À cet égard la pensée de la différence ontologique est infléchie dans le Tournant (die Kehre) de telle sorte qu’elle finit par reposer sur la différence cosmologique de la chose et du monde.

Interrogeons les choses qui nous entourent dans l’espace ambiant. Un bouton de manchette d’une certaine marque, un ordinateur d’une certaine marque, un téléphone portable d’une certaine marque, des livres signés par des auteurs, etc. Faut-il déplorer avec Heidegger que ces choses, à supposer qu’elles puissent demeurer « choses », ne soient plus en mesure de rapprocher les quatre lieux du monde ? Mais l’événement qui occulte dans la désappropriation la plus extrême le rapport de la pensée et de l’être n’est pas différent de celui qui manifeste l’appropriation, l’Enteignis se retournant en Ereignis – dans le péril extrême le salut, selon le mot repris à Hölderlin.

Les contraires s’appartiennent dans le même.
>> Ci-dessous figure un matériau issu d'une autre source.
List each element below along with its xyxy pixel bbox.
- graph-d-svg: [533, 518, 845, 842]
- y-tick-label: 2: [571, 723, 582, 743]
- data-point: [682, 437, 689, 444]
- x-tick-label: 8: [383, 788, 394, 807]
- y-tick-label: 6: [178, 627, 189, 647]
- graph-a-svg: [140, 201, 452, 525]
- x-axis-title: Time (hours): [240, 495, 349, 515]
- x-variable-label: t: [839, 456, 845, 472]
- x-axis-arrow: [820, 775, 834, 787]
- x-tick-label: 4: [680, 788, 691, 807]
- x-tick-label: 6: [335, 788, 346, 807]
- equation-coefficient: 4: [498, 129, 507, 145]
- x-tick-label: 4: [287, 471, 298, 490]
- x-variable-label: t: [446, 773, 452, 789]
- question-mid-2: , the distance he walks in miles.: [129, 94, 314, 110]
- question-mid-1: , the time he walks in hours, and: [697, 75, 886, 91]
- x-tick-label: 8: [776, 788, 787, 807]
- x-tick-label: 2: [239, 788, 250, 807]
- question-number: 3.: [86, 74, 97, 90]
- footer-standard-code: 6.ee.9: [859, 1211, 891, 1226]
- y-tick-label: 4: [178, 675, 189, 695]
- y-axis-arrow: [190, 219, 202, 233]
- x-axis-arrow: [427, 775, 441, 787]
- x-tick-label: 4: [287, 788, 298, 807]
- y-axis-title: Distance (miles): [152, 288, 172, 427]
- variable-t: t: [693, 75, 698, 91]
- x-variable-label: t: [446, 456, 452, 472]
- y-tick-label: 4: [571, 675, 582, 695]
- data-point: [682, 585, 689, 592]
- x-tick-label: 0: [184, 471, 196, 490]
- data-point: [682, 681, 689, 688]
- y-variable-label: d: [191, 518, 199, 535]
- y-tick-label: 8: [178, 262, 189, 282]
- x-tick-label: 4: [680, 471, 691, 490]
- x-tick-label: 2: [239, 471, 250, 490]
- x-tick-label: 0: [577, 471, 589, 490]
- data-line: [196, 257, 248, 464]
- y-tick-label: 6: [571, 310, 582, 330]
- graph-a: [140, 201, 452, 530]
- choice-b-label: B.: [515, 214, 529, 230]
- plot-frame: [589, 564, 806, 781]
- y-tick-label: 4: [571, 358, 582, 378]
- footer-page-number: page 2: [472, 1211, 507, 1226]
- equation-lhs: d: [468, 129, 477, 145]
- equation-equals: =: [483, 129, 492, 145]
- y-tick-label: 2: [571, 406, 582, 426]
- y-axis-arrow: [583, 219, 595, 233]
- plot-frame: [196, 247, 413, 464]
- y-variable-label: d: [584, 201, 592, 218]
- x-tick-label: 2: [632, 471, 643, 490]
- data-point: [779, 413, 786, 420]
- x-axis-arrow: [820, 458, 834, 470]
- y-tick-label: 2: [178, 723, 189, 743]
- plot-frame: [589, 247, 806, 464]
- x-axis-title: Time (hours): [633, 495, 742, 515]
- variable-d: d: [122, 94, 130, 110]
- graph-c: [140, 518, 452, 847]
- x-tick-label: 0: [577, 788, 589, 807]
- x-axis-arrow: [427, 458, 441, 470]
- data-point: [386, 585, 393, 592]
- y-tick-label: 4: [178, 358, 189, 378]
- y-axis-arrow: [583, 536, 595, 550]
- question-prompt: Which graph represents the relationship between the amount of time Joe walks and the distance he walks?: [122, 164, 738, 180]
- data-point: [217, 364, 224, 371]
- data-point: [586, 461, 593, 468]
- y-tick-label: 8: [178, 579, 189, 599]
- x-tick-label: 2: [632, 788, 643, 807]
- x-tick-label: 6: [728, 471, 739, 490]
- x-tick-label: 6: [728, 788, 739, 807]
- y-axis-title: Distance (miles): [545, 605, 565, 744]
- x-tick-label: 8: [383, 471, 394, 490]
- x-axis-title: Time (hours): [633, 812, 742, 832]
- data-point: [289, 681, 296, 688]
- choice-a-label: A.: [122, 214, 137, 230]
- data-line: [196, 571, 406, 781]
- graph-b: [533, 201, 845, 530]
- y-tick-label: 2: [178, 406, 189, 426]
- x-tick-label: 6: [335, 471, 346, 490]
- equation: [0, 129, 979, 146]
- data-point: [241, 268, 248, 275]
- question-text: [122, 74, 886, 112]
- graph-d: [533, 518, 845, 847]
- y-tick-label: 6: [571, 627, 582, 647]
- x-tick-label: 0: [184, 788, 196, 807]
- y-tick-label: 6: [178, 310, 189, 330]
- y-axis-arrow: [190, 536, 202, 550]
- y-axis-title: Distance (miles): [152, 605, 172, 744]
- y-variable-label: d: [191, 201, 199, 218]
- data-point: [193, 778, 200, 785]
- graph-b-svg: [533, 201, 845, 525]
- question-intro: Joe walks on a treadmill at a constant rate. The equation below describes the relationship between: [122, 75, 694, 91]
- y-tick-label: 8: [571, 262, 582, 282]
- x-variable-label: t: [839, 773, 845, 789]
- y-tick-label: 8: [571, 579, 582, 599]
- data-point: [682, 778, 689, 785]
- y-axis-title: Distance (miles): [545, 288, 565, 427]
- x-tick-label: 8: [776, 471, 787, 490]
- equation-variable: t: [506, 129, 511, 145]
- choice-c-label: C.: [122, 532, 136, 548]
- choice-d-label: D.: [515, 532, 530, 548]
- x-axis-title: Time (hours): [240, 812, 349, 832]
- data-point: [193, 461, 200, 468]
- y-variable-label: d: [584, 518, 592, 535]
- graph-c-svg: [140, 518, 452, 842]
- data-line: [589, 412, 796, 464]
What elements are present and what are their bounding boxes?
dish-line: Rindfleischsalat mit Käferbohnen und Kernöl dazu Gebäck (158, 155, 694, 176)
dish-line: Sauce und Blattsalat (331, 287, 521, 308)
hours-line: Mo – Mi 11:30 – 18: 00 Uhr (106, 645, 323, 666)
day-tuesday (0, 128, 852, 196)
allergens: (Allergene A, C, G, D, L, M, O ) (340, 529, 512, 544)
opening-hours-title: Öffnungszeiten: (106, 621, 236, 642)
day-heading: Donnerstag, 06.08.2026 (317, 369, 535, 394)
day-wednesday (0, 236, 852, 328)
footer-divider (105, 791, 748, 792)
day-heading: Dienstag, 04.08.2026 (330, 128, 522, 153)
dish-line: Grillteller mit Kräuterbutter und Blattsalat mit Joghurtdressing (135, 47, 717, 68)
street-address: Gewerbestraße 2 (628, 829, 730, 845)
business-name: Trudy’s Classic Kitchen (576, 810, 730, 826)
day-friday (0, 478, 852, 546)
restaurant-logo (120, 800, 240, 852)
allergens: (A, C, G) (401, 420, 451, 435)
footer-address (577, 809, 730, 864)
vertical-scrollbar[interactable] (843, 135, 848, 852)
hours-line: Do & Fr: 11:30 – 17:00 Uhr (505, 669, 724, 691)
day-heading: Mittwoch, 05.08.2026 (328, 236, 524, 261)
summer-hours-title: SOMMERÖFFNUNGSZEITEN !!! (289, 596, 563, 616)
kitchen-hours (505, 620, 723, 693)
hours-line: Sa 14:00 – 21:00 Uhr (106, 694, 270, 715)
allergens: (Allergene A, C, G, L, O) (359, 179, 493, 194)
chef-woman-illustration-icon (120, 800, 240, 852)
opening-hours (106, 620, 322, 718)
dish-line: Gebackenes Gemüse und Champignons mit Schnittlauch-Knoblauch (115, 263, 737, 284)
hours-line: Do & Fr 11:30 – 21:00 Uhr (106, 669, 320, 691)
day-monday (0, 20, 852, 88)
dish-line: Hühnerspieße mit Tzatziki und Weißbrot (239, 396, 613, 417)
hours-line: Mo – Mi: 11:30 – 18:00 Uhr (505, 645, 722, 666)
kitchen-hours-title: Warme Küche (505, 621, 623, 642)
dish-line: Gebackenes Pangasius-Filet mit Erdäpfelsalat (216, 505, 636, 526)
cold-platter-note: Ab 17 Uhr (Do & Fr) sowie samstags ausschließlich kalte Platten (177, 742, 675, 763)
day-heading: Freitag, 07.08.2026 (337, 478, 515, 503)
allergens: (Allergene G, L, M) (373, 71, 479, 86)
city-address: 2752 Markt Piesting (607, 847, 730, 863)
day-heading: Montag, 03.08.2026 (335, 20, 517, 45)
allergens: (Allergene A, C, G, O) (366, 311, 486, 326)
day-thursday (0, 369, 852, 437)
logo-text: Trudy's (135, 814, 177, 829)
Dans cette affirmation, on peut mesurer ce que le dernier mot de la pensée de Heidegger doit aux penseurs présocratiques, et prendre acte de la puissance incontestée de l’homologie.

De l’aveu même d’Héraclite : « Si ce n’est pas moi, mais le Logos que vous entendez, alors il est sage de dire  (avec moi) : Tout (est) Un »

Rire, sentir, penser

« A Surate un Indien voyant ouvrir à la table d’un Anglais une bouteille d’ale et toute cette bière transformée en écume, jaillir de la bouteille, témoignait avec force exclamations de son grand étonnement ; à la question de l’Anglais : « qu’y a-t-il donc là de si étonnant ? » il répondit : « je ne m’étonne pas que cela jaillisse ainsi, mais que vous ayez pu l’y introduire. » »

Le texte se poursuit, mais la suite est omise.